Solnit writes: “We treat desire as a problem to be solved, address what desire is for and focus on that something and how to acquire it rather than on the nature and the sensation of desire, though it often is the distance between us and the object of desire that fills the space in between with the blue of longing.”
I know that my memories are condensed by distance. They become steeped with longing, tannic and thick. Would I take these things for granted if not for my absence? Would I merely replace my longing with that of a different place?
Solnit again: “For something of this longing will, like the blue of distance, only be relocated, not assuaged by acquisition and arrival, just as the mountains cease to be blue when you arrive among them and the blue instead tints the next beyond.

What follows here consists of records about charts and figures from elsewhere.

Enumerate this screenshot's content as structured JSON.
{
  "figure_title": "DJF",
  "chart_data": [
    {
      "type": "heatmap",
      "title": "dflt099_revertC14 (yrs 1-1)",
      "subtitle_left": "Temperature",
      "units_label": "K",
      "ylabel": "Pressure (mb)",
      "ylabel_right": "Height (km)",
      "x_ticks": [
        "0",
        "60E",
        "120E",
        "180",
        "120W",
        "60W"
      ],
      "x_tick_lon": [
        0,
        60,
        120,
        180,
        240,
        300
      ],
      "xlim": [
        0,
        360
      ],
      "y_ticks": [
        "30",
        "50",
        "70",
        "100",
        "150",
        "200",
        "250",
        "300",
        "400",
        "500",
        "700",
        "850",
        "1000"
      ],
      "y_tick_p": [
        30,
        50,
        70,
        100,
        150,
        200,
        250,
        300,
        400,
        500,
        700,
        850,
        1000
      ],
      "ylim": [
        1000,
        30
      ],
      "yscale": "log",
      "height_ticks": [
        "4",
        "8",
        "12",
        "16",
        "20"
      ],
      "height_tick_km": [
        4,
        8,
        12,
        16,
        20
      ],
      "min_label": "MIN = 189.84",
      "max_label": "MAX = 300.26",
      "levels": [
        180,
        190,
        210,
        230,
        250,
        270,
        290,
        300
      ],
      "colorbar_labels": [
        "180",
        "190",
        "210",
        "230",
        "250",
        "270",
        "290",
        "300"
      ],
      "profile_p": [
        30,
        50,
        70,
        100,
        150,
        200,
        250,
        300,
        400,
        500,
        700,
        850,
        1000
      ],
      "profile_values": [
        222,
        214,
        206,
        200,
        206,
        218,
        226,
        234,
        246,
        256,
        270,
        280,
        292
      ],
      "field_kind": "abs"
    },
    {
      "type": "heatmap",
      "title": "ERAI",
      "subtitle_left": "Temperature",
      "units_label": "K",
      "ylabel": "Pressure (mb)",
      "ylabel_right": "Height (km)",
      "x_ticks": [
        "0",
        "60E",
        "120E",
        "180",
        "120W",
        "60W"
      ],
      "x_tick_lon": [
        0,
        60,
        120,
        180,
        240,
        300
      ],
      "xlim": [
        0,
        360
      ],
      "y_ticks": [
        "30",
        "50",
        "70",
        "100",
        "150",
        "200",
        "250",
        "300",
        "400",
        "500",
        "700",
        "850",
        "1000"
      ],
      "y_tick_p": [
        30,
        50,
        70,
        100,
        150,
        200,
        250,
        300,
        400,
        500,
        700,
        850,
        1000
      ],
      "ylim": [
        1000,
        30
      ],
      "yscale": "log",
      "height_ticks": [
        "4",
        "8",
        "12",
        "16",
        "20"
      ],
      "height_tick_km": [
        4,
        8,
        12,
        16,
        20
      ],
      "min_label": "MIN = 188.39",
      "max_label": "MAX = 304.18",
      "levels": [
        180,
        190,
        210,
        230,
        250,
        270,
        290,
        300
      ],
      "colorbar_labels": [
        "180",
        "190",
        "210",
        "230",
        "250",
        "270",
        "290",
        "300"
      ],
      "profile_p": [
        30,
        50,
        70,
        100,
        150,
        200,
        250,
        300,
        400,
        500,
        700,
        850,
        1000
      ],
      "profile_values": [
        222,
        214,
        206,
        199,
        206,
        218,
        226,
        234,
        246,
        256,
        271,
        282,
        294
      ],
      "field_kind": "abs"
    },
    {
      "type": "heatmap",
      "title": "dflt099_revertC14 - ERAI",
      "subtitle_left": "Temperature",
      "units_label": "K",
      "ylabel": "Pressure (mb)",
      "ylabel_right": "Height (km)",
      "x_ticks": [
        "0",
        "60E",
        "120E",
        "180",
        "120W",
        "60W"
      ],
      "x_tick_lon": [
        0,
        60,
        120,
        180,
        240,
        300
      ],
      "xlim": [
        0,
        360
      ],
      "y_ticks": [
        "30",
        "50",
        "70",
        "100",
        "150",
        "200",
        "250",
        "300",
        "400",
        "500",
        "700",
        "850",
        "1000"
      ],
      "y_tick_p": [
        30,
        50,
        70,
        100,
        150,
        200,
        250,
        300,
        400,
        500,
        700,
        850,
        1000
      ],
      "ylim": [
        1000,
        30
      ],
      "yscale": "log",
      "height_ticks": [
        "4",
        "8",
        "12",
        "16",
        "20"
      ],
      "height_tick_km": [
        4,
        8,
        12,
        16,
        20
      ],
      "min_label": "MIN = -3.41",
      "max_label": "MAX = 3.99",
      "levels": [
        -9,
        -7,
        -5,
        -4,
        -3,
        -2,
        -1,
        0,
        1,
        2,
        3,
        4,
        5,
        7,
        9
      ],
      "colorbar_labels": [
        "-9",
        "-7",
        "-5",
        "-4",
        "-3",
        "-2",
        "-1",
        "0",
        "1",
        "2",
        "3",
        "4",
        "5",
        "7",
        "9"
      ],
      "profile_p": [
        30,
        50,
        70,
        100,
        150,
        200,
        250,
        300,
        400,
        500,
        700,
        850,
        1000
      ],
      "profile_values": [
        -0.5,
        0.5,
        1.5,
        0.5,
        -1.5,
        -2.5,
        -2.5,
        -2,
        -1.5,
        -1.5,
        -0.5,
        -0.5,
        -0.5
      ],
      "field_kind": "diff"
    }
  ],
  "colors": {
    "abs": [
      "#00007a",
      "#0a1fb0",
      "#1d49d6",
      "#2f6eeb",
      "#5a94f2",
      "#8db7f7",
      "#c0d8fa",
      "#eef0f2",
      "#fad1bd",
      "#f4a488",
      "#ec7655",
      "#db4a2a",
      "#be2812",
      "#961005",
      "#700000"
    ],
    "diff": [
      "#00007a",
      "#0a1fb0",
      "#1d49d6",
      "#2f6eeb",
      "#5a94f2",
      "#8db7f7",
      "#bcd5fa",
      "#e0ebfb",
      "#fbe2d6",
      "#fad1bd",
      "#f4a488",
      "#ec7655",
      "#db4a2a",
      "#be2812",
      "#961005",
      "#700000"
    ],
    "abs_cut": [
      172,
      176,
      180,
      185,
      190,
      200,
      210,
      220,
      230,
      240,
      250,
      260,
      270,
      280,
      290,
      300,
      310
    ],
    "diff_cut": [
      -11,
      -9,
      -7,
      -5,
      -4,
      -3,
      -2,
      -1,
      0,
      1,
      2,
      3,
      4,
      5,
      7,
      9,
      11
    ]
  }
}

Somewhere in this is the mystery of why tragedies are more beautiful than comedies and why we take a huge pleasure in the sadness of certain songs and stories. Something is always far away.”
Now, I’m not suggesting that – like the mountains – my family and friends in the US look lovelier from a distance. But that the time spent among them is more precious perhaps because of it’s rarity, because it is not of the everyday. Thank goodness for writers like Solnit, and books like A Field Guide to Getting Lost.

1 Comment

RedHorse

“The longing sits like a child on my chest as I leave.” Glorious. More please! And until then, spend some more time outside. Perhaps that’s what you’re missing too? It won’t be the same, obviously, but there’s a lot to be said for listening to the magpies as a springtime sun sets behind some eucalypts.